Cüceloğlu: 30 yıl sonra?
Bir katılımcı: Olabilir.
Cüceloğlu: Peki bunlardan hangisinin sizin başınıza geleceğini biliyor musunuz? Mesela bu akşam eve sağ salim varacağınızı nereden biliyorsunuz?
Sınıf sessizce dinlemeye devam eder. Çünkü genellikle yaşama böyle bakmamışlardır.
Cüceloğlu: Peki bir de tersini düşünelim, bu akşam eve döndüğünüzde, bu sabah evden çıkarken sağ salim bıraktıklarınızı sağ bulma garantiniz nedir? Var mıdır böyle bir garanti?
Bir katılımcı: Yoktur Hocam.
Cüceloğlu: Peki nereden biliyoruz az sonra telefonun çalmayacağını ve evdekilerden birinin az önce öldüğünün bize söylenmeyeceğini?
Katılımcılar burada rahatsız olmaya başlar.
Bir katılımcı: Hocam konuyu değiştirsek?
Cüceloğlu: Ama en yalın ve açık gerçek üzerine konuşuyoruz, biraz daha devam edelim bence. Peki, acaba bunu dün gece bilseydiniz, yani evde akşam birlikte olduğunuz kişilerden birinin yarın ölüm günü olduğunu bilseydiniz, o zamanı aynı dün gece olduğu biçimde mi geçirirdiniz? Yoksa farklı şeyler mi yapardınız?
Bir katılımcı: Kesinlikle çok farklı geçerdi Hocam.
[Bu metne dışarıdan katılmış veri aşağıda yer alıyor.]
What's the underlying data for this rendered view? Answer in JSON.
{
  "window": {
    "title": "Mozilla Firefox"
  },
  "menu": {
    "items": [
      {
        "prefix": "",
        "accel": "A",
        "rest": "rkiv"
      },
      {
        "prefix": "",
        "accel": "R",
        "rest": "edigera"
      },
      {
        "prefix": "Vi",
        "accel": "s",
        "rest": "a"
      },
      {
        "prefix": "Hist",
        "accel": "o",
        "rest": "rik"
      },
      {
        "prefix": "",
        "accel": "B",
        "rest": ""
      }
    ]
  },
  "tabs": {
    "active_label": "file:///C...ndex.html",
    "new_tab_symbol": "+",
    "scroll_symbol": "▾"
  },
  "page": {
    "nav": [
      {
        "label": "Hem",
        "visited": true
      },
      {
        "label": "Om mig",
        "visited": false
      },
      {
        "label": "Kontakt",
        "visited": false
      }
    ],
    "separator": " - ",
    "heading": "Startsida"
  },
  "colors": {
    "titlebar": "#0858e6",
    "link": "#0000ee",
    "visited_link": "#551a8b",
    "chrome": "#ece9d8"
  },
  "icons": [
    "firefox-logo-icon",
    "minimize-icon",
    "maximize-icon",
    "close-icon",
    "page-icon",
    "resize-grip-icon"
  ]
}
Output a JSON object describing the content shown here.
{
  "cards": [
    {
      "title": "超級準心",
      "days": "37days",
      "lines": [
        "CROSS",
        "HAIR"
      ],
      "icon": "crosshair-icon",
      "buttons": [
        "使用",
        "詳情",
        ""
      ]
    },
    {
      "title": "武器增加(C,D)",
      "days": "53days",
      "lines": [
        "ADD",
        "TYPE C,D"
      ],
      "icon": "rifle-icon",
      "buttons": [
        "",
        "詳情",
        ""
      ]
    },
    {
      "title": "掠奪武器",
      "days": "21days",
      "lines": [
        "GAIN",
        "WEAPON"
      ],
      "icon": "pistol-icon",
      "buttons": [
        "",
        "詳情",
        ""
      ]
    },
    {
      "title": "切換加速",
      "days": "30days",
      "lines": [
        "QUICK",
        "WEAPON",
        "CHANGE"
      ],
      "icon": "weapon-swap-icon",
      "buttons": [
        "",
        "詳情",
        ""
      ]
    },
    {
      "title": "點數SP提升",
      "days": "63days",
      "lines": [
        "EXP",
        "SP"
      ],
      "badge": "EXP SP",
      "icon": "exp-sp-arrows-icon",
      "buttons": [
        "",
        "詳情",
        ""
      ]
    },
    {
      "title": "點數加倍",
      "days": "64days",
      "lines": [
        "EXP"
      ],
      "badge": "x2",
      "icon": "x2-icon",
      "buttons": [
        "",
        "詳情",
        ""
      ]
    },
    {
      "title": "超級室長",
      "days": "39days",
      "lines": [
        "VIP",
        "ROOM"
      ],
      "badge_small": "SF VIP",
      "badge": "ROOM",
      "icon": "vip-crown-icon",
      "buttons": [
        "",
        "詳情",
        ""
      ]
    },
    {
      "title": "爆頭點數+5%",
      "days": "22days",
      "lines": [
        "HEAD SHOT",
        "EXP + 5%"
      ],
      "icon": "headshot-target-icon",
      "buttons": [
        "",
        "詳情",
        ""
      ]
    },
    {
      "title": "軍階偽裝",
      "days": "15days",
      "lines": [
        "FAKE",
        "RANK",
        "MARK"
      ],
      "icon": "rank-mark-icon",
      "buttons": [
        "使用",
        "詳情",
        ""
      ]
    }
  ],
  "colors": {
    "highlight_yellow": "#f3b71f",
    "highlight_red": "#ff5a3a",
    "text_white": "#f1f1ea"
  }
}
Cüceloğlu: Şimdi sizden rica ediyorum, lütfen bir an arkanıza yaslanın, gözlerinizi kapatın ve bu sabah evden çıkarken evde bıraktıklarınızdan birinin gerçekten öleceğini düşünün, dün akşamınızı nasıl geçirirdiniz? Aynı iletişim mi olurdu? Onunla aynı konuları mı konuşurdunuz? Aynı konular, tartışma ya da gerginlik yaratır mıydı? Yoksa önemsiz hale mi gelirdi? Bu sabah evden çıkarken, bu son görüşünüzde ona ne derdiniz? Onun boynuna sarılmakta tereddüt eder miydiniz? Çok sıkı sarılmaya mı, aynaya mı vakit ayırırdınız? Ona, yüreğinizin derininden gelen bir ?Seni gerçekten çok seviyorum? demeye ne gerek var diye düşünür müydünüz? Onun ölecek olması sizin ona duyduğunuz sevgiyi yoğunlaştırmaz mıydı?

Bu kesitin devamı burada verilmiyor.